Note that Objects are also implemented using vector (not map), which means slower access, but it does mean that the order of elements is maintained.

therefromhere
Boost is (mostly) only headers: http://www.boost.org/doc/libs/1_36_0/more/getting_started/windows.html#header-only-libraries
mpd
Yeah, but the reason I mention it is that you need to link against Boost Threads if you want to use JSON Spirit in multiple threads.
therefromhere
Just a small note, but it looks like newer versions (after 4.0) are able to store objects in both vectors or maps (configurable as a template parameter).
Magnus Österlind
+6  A: 

See also Boost property_tree included in the 1.41.0 release of Boost:

http://www.boost.org/doc/libs/1_41_0/doc/html/property_tree.html

Basically it provides a generic property tree structure and includes parses/generators for JSON, XML and INI. It is header only and it uses Boost Spirit for generation/parsing.

Marty McFly
Boost property_tree does not fully support all type information. From the documentation: JSON values are mapped to nodes containing the value. However, all type information is lost; numbers, as well as the literals "null", "true" and "false" are simply mapped to their string form.
Yukiko
+1  A: 

jsoncpp is the way to go

A: 

I just gave JSON Spirit (the header-only version) a try, because I was already using Boost in my project and JSON Spirit only depends on Boost.

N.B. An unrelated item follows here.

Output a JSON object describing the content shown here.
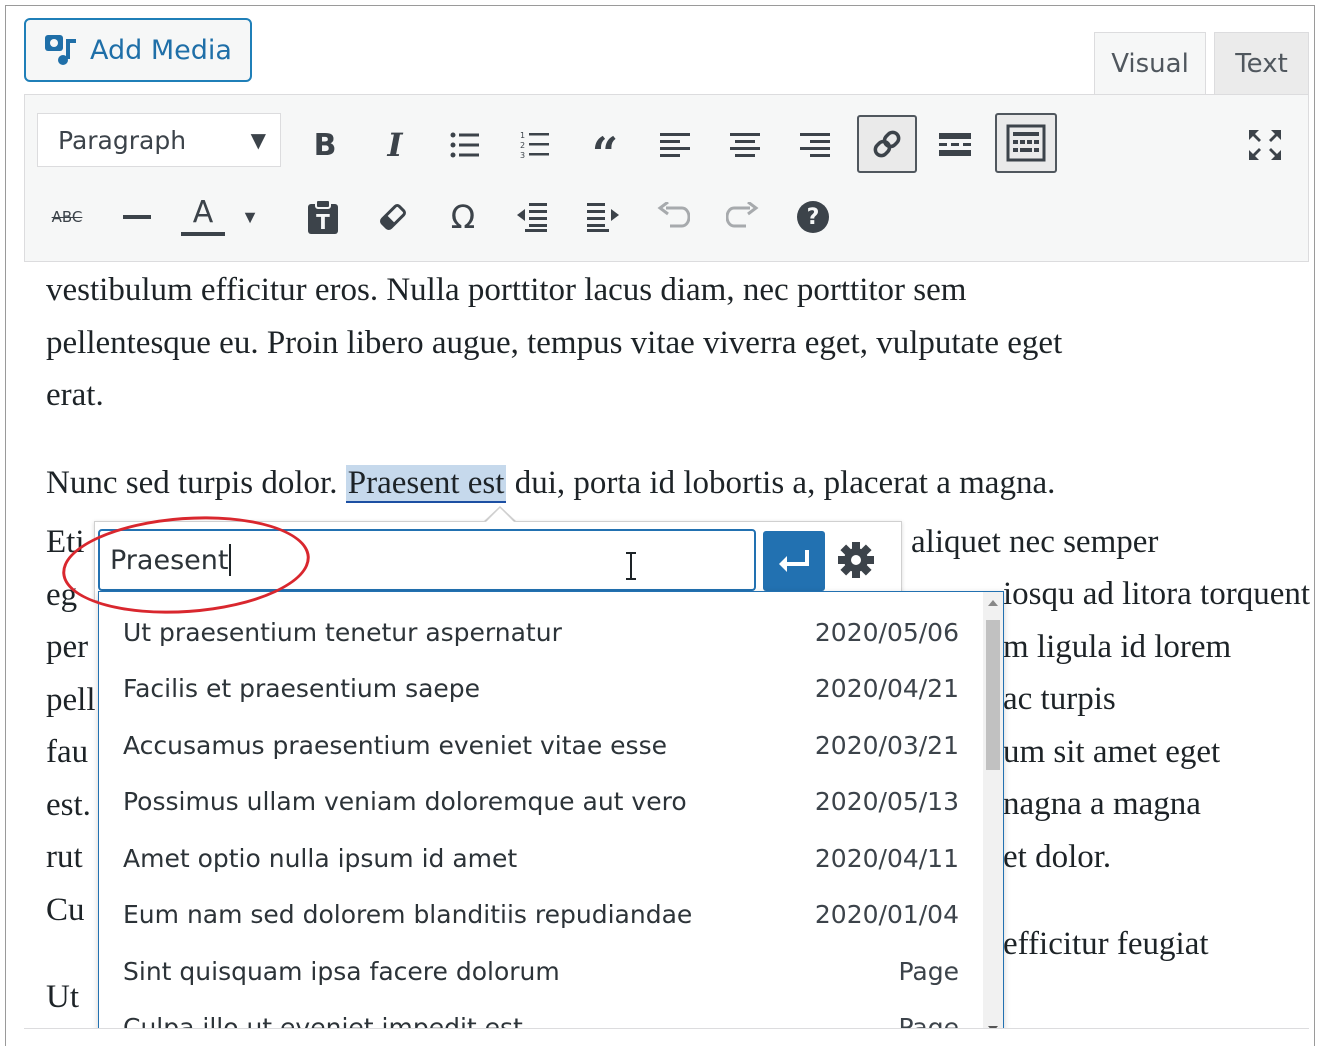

However, I think the documentation (especially for the new header-only version) is not adequate at the moment. Maybe this will change.

BarackBush
+1  A: 

I know you are asking about the C++, but yajl is definitely worth to try as well. It has many features that is not available from many other parsers, and the most important, it's fast.

Spike
Could you elaborate on features it has over alternatives. I am looking for a C only JSON parser, saw yacl and am interested in knowing how it differs from competition.